In queste aree verrà stesa una rete in fibra ottica pubblica data in concessione per 20 anni ad un operatore “nuovo entrante” come Open Fiber che si è aggiudicato i due bandi più importanti per la realizzazione del nuovo network da mettere a disposizione di tutti a parità di condizioni.
Vinte le gare nelle aree a fallimento di mercato, Open Fiber ha annunciato importanti investimenti anche nelle aree grigie e nere dove replicherà il suo modello wholesale only.
Proprio l’entrata nella piena operatività di Open Fiber che questa rete dovrà realizzare e il conseguente avvio dei cantieri nelle aree a fallimento di mercato segnano simbolicamente la nuova stagione che si è aperta nel 2017 e che, c’è da augurarsi, procederà spedita e con impulso ancora maggiore nel 2018.
Protagonisti di questa nuova fase sono anche gli operatori di tlc tradizionali come Tim e Fastweb che hanno annunciato anch’essi importanti investimenti per realizzare i nuovi network in fibra nelle aree di mercato.
Rispetto al passato, si evidenzia una nuova consapevolezza sull’importanza delle reti ottiche.
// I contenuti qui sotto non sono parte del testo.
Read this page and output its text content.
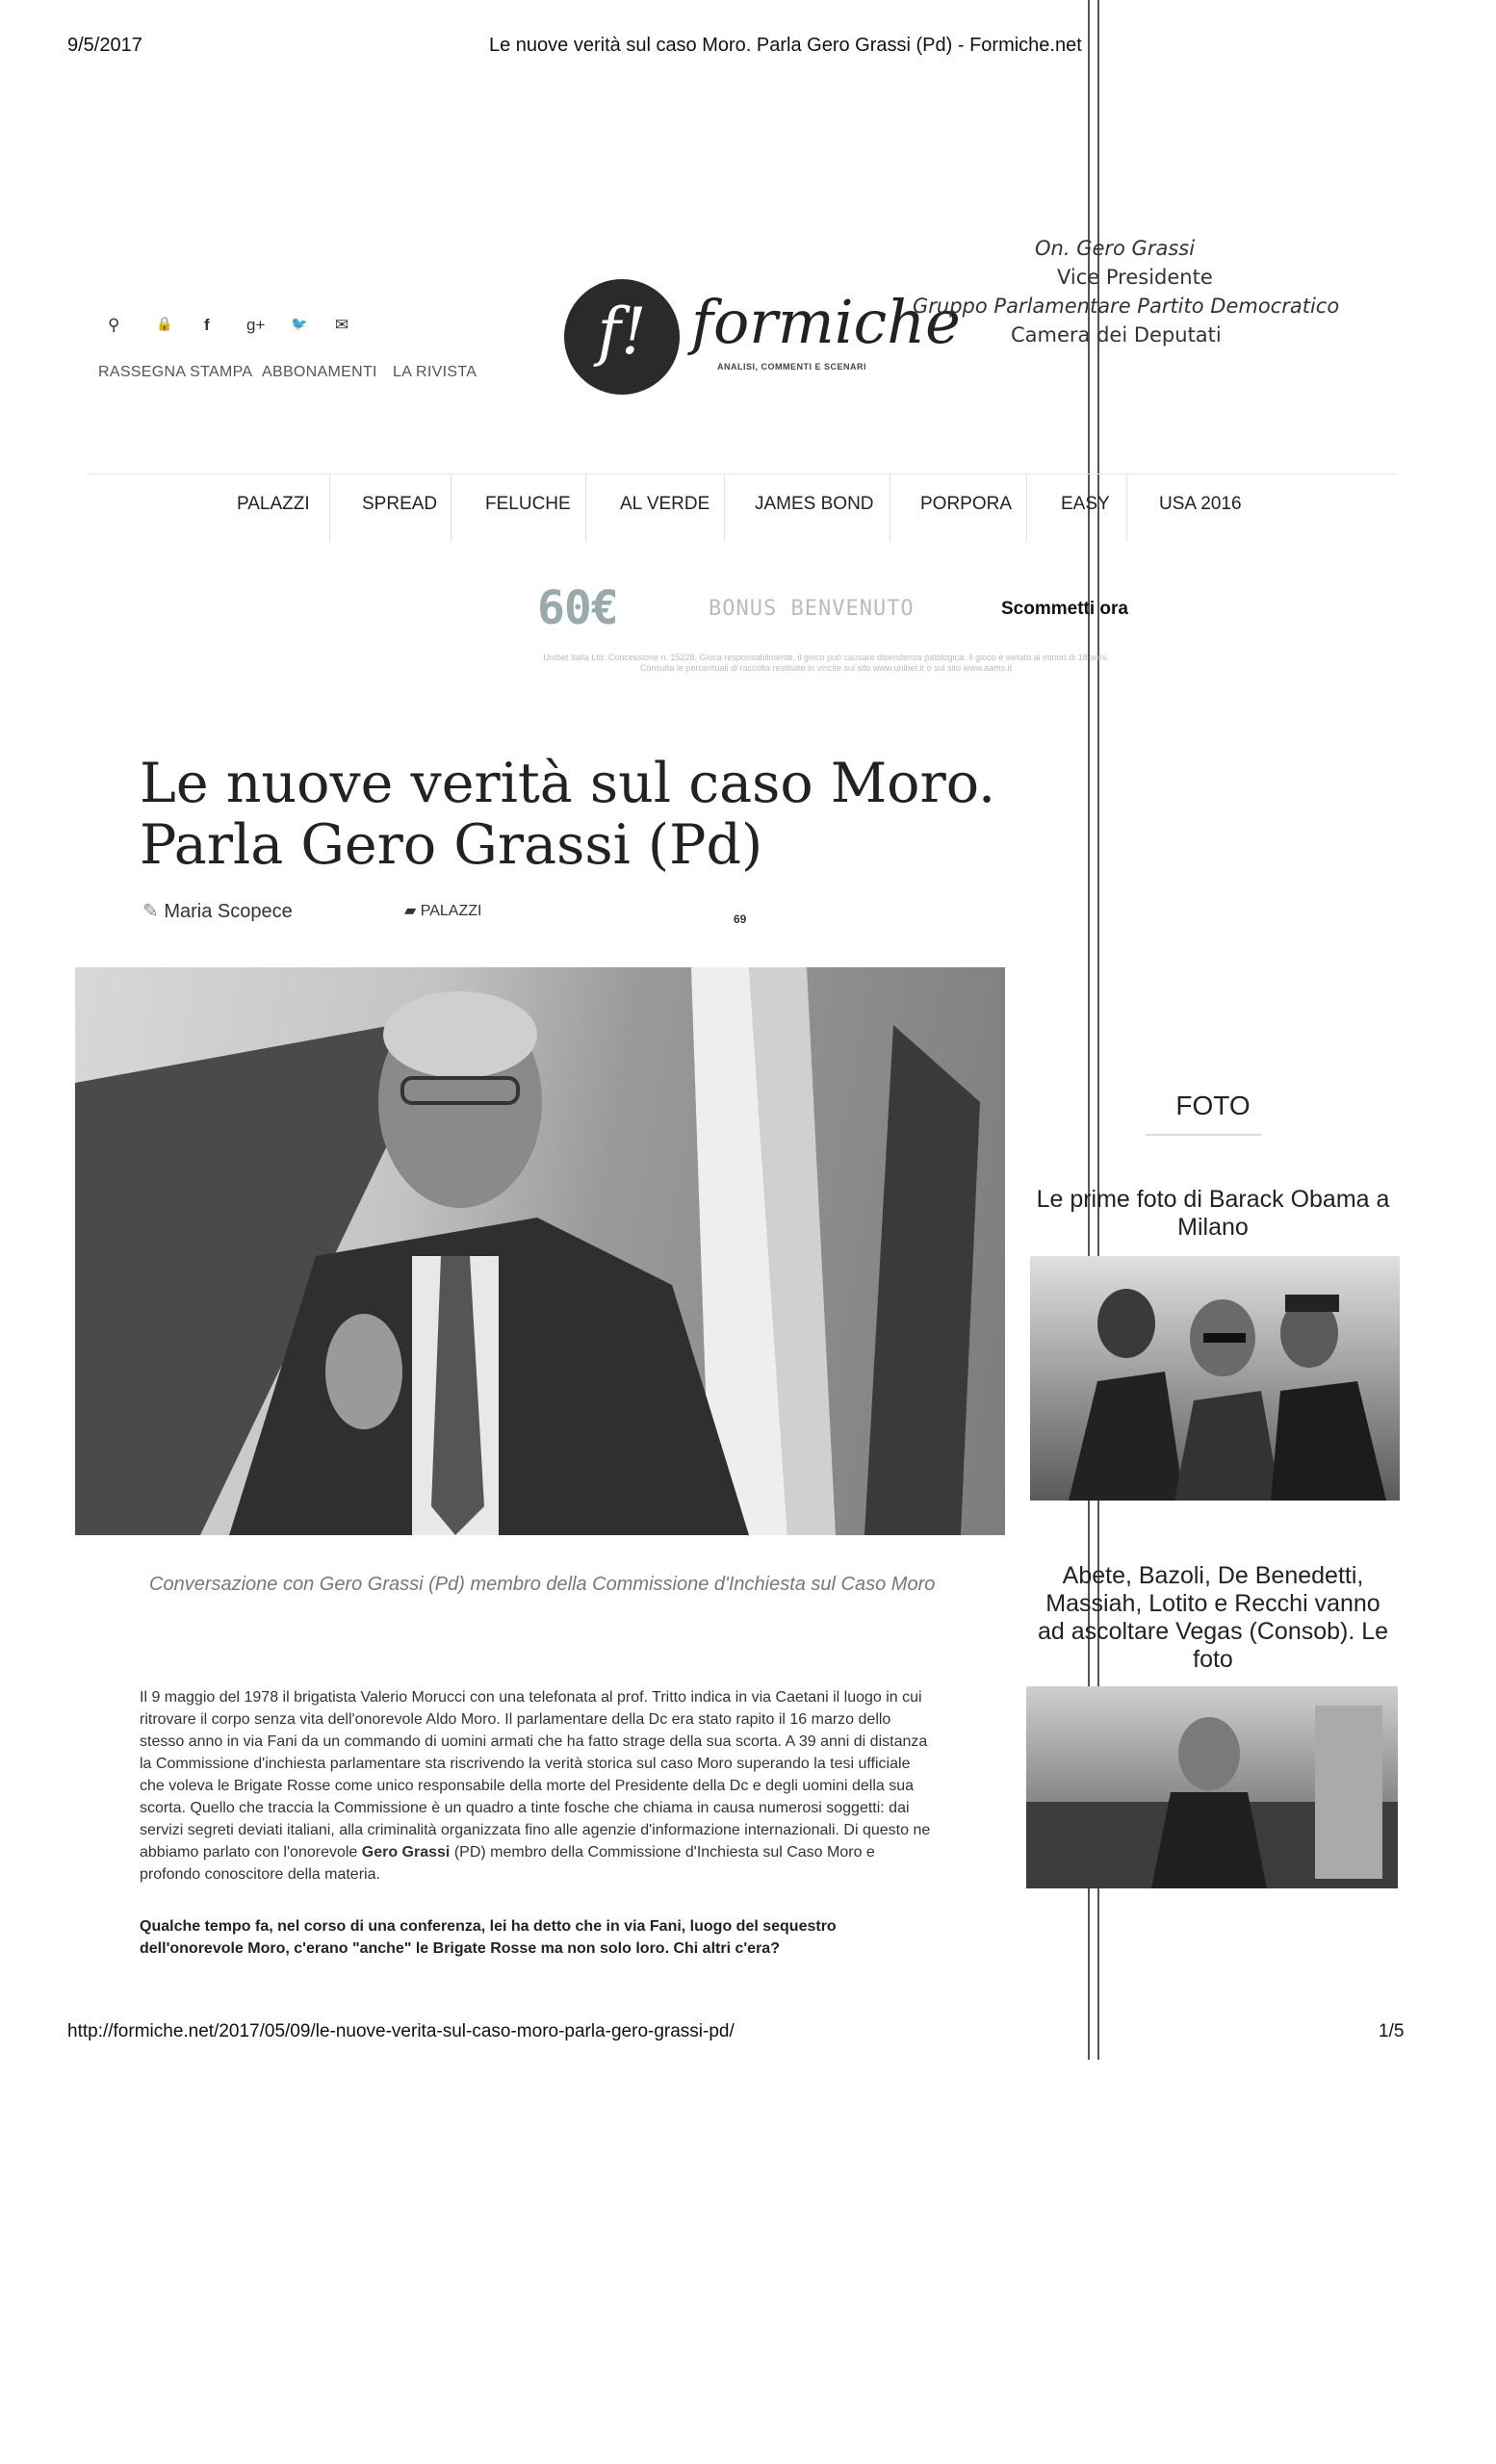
9/5/2017	Le nuove verità sul caso Moro. Parla Gero Grassi (Pd) - Formiche.net
⚲	🔒 f g+ 🐦 ✉
RASSEGNA STAMPA ABBONAMENTI LA RIVISTA
f! formiche
ANALISI, COMMENTI E SCENARI
On. Gero Grassi
Vice Presidente
Gruppo Parlamentare Partito Democratico
Camera dei Deputati
PALAZZI	SPREAD	FELUCHE	AL VERDE JAMES BOND	PORPORA	EASY	USA 2016
60€	BONUS BENVENUTO	Scommetti ora
Unibet Italia Ltd. Concessione n. 15228. Gioca responsabilmente, il gioco può causare dipendenza patologica. Il gioco è vietato ai minori di 18 anni.
Consulta le percentuali di raccolta restituite in vincite sul sito www.unibet.it o sul sito www.aams.it
Le nuove verità sul caso Moro. Parla Gero Grassi (Pd)
✎ Maria Scopece	▰ PALAZZI	69
Conversazione con Gero Grassi (Pd) membro della Commissione d'Inchiesta sul Caso Moro
Il 9 maggio del 1978 il brigatista Valerio Morucci con una telefonata al prof. Tritto indica in via Caetani il luogo in cui ritrovare il corpo senza vita dell'onorevole Aldo Moro. Il parlamentare della Dc era stato rapito il 16 marzo dello stesso anno in via Fani da un commando di uomini armati che ha fatto strage della sua scorta. A 39 anni di distanza la Commissione d'inchiesta parlamentare sta riscrivendo la verità storica sul caso Moro superando la tesi ufficiale che voleva le Brigate Rosse come unico responsabile della morte del Presidente della Dc e degli uomini della sua scorta. Quello che traccia la Commissione è un quadro a tinte fosche che chiama in causa numerosi soggetti: dai servizi segreti deviati italiani, alla criminalità organizzata fino alle agenzie d'informazione internazionali. Di questo ne abbiamo parlato con l'onorevole Gero Grassi (PD) membro della Commissione d'Inchiesta sul Caso Moro e profondo conoscitore della materia.
Qualche tempo fa, nel corso di una conferenza, lei ha detto che in via Fani, luogo del sequestro dell'onorevole Moro, c'erano "anche" le Brigate Rosse ma non solo loro. Chi altri c'era?
FOTO
Le prime foto di Barack Obama a Milano
Abete, Bazoli, De Benedetti, Massiah, Lotito e Recchi vanno ad ascoltare Vegas (Consob). Le foto
http://formiche.net/2017/05/09/le-nuove-verita-sul-caso-moro-parla-gero-grassi-pd/	1/5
Pur se permane il grande interrogativo sulla effettiva sostenibilità economica di due network ottici in competizione fra loro.
All’orizzonte ci sono poi le gare per le frequenze 5G e l’impegno negli investimenti nelle nuove reti mobili per i quali le telco dovranno trovare risorse ma anche business model adeguati.
Le gare per l’assegnazione delle frequenze 5G dovrebbero essere bandite il prossimo anno. O almeno è quanto è stato fissato dalla legge di Stabilità 2018.
Le telco e le aziende fornitrici di tecnologie stanno guardando a nuovi business model capaci di remunerare gli investimenti nei network ultraveloci.
Le nuove reti, fisse e mobili, sono sempre più integrate e indistinguibili all’utente finale. Esse significano non solo trasporto di bit ma l’opportunità di offrire nuovi servizi, anche in una logica di convergenza fra settori, con la creazione di ecosistemi fra industrie verticali che prima non si parlavano. Reti in fibra ottica e 5G sono dunque due facce della stessa medaglia, un unico network integrato.
SI tratta di nuove sfide che vedono protagoniste in primo piano le telco, ma che vedranno scendere in campo anche multinazionali Ott e nuovi attori. Lo scenario competitivo si complica e chiama le autorità di regolazione a nuovi compiti.
Le sperimentazioni del 5G vedono l’Italia unico Paese europeo protagonista in ben 5 città. Anche questa è una novità che ci ha portato il 2017. Gli altri Paesi europei ne hanno una sola a testa. Potrebbe essere questo il volano per un salto di qualità che ci può portare all’avanguardia in Europa come la telefonia mobile già ci ha visti in passato.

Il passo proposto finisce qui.